SingaporeNIOA Group CEO Rob Nioa says it’s time for Australia to step up and win the industrial capability battle. In a blunt warning to the nation’s premier defence gathering in Canberra on 14 June, Nioa said the consequences of outsourcing military production could be dire against a backdrop of the most critical period in decades.

While the challenges are enormous, so too is the ability of Australian industry to meet them, but it needs to be brought into the fight – and soon, he said. Before an audience including Australia’s most influential decision-makers across government, defence and the ADF, Nioa said the potential for conflict in our region was “at a scale that we have not seen since World War 2”.

“This is industrial scale conflict that requires a capable and fully mobilised Australian industrial base to deter it,” Nioa told the Australian Industry & Defence Network (AIDN) dinner. “If we are to deter aggressors we need to demonstrate that we can win the industrial battle. The people that can do that for Australia are in this room.”

But the head of Australia’s biggest privately-owned supplier of munitions to the ADF said industry investment in building sovereign capability would be stymied by an over dependence on Foreign Military Sales (FMS).

“The biggest risk to getting Australian industry into the fight, is outsourcing all of our immediate requirements to FMS. That will pull the rug out from under us quicker than anything,” he said. “If we have nothing to do we can do nothing. We need to start now. The Ukraine war has highlighted the significant industrial challenges in sustaining and winning large scale conflicts. And it has exposed significant limitations in the current scale of the combined allied defence industrial base. Previous conflicts have shown us that a nation must start to mobilise its defence industrial base around four years before it can mobilise its defence force.  Our adversaries have done precisely that and more.”

Nioa singled out key points in the recently-released Defence Strategic Review (DSR), including:

  • That Australia is facing “the prospect of major conflict in our region that directly threatens our national interest”.
  • It signalled the end of strategic warning time for that conflict to occur, and said “ending warning time…necessitates an urgent call to action…”
  • “Defence’s current approach to defence acquisition is not fit for purpose”.
  • That “procurement risk must be based on minimum viable capability in the shortest possible timeframe”.
  • That “Australia must be more self-reliant so that we are able to contribute more to regional security”.
  • And that will require a shift to “strengthening Australia’s sovereign military and industrial capabilities”.

“I urge the Government and Defence to engage more urgently with the Australian industrial base and industrialists,” Nioa said. “I suspect I speak for the room when I say there is a sense that Australian industry is currently sitting on the sidelines, waiting to be brought into the fight.
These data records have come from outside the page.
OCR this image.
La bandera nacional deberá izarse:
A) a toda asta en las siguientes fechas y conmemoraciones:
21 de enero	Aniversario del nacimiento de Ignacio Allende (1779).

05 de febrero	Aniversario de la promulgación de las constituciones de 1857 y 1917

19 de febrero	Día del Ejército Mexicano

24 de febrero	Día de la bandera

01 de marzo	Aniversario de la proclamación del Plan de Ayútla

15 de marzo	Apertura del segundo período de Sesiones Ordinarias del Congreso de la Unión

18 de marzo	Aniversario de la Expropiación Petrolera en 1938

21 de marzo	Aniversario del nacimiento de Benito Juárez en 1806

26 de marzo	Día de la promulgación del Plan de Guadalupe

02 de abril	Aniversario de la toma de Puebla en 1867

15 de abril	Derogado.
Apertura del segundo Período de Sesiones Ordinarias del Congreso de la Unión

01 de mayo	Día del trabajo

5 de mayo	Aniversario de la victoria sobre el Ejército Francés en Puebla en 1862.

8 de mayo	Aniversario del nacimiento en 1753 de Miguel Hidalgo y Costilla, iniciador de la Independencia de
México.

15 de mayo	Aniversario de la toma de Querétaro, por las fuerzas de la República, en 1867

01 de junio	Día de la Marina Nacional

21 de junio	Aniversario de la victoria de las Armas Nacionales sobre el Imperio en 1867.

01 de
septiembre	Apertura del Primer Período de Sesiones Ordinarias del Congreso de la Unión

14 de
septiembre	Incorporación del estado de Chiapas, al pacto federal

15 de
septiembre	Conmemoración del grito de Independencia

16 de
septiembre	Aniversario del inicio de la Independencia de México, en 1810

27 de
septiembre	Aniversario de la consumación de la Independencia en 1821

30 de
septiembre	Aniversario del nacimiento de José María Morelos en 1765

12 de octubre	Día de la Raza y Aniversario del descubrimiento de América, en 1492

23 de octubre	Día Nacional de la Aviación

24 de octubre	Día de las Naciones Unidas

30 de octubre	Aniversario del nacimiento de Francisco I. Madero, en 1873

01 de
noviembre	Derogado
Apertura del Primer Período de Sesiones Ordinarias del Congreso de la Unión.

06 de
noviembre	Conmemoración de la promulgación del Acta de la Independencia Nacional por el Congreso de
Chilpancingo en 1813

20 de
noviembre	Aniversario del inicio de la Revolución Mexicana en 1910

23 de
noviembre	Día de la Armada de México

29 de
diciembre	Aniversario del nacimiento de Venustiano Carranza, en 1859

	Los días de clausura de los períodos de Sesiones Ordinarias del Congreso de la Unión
I also don’t think it is well understood how commercially draining and unrewarding it is to build new industrial capabilities. From a commercial point of view that represents years of development, construction and commissioning effort, all while losing money, taking on risk and forgoing alternate opportunities. That needs an industrial base that is solely focused on the national interests of Australia. That industrial base is sitting in this room and ready.”